Take Time for Yourself
Outsourcing is important not so you can fit more work into your day, but so you can take some time for yourself. This is a constant reminder parents need to keep top of mind, for the sake of the entire family and their own well-being. It’s okay (and important) to shut off your devices. Stop doom scrolling. Take a walk and breathe. We are all dealing with a lot right now and if we don’t actively take time for ourselves, things can get worse.
I am incredibly lucky. As a parent at PwC, I have always had a flexible work schedule. When my kids were babies, I logged on later to spend the mornings with them and would sign back on after they’d gone to bed. After my third child, I raised my hand to switch clients to something with a shorter commute to give me more time with my kids. As they entered school, I was able to adjust my schedule as needed to volunteer in their classrooms weekly, join them for lunch in the cafeteria, or drive them to soccer practice in the early evenings. During this crisis, PwC has continued to be supportive. My story is just one example of PwC’s investment in its people, as reflected by the firm’s inclusion on Working Mother’s 100 Best Companies list again this year.

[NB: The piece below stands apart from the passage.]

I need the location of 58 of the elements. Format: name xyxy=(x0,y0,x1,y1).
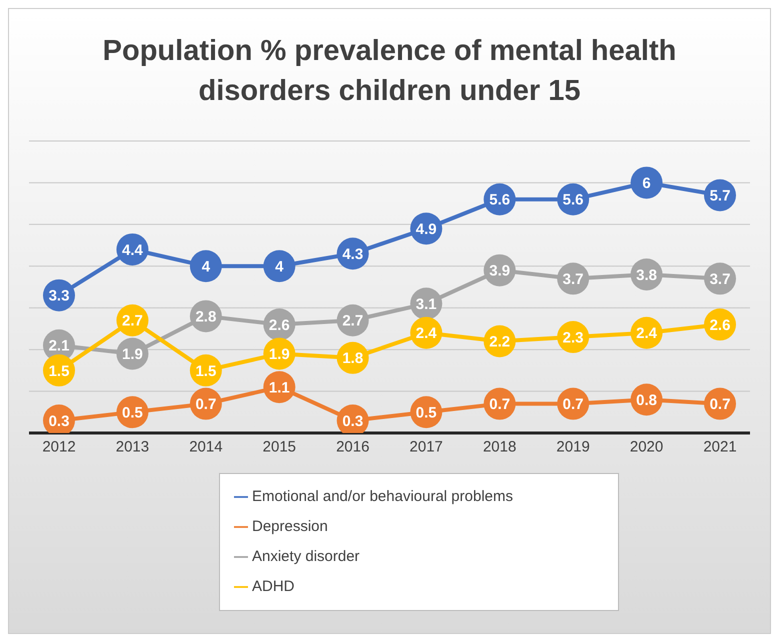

COVID-19 has forced many companies to understand the value of flexibility. PwC is doing more than ever by doubling down on policies it already has and expanding others, including providing enhanced benefits in this difficult time. Everyone from partners to staff can block “Protected Time” in their calendars to take some time for themselves. I have protected time every morning to help my 1st grader through school. Our US Chair and Senior Partner has challenged us to reduce our meeting time by 25% in an attempt to stop the grind and encouraged video-less Fridays. PwC’s focus has been not just on our flexibility, but on our well-being.
Talk to Your Kids
COVID-19 is not the only crisis of 2020. The tragic events of the spring and summer highlight the systemic racial injustice that is obligating this country to examine its ingrained inequalities. Many, many stories have been written about how to talk to your children about what is happening. I’ve found there is no shortcut here. Not even technology can help make this discussion easier. In our household, we have turned to books to help us have a continuing discourse about these issues. Literature has given me the language to confront these difficult conversations with my kids. They have really latched onto biographies. A favorite so far is about civil rights activist and educator Mary McLeod Bethune. Good Night Stories for Rebel Girls is another popular book of biographies my kids love. They’re able to draw connections between themselves and the inspirational figures profiled.
This has been a year of crisis management for everybody, but particularly working parents. While sometimes it can be hard to see the positives, they do exist. My parents have lived with us since before COVID-19 and my sister came down to stay as Manhattan went on lockdown. Suddenly, my kids have five parents. While managing those personalities can be hard at times, my kids have formed stronger ties with their parents, grandparents and aunt. That is a lifelong gift that I’m not sure would have been possible before. Every time I get overwhelmed or anxious, I just remind myself of that. We are together as a family, helping support each other and doing the best we can. It’s not perfect, but it’s enough.
Working parents have a special set of challenges. This year, my grit and resilience may have been tested, but I’ve learned a lot. These skills are helping me lead a better life now and will continue to do so after this crisis. More importantly, it seems the rest of the world outside my home office has changed. It’s my hope that this experience will help lead to more flexibility and support for working parents across the country.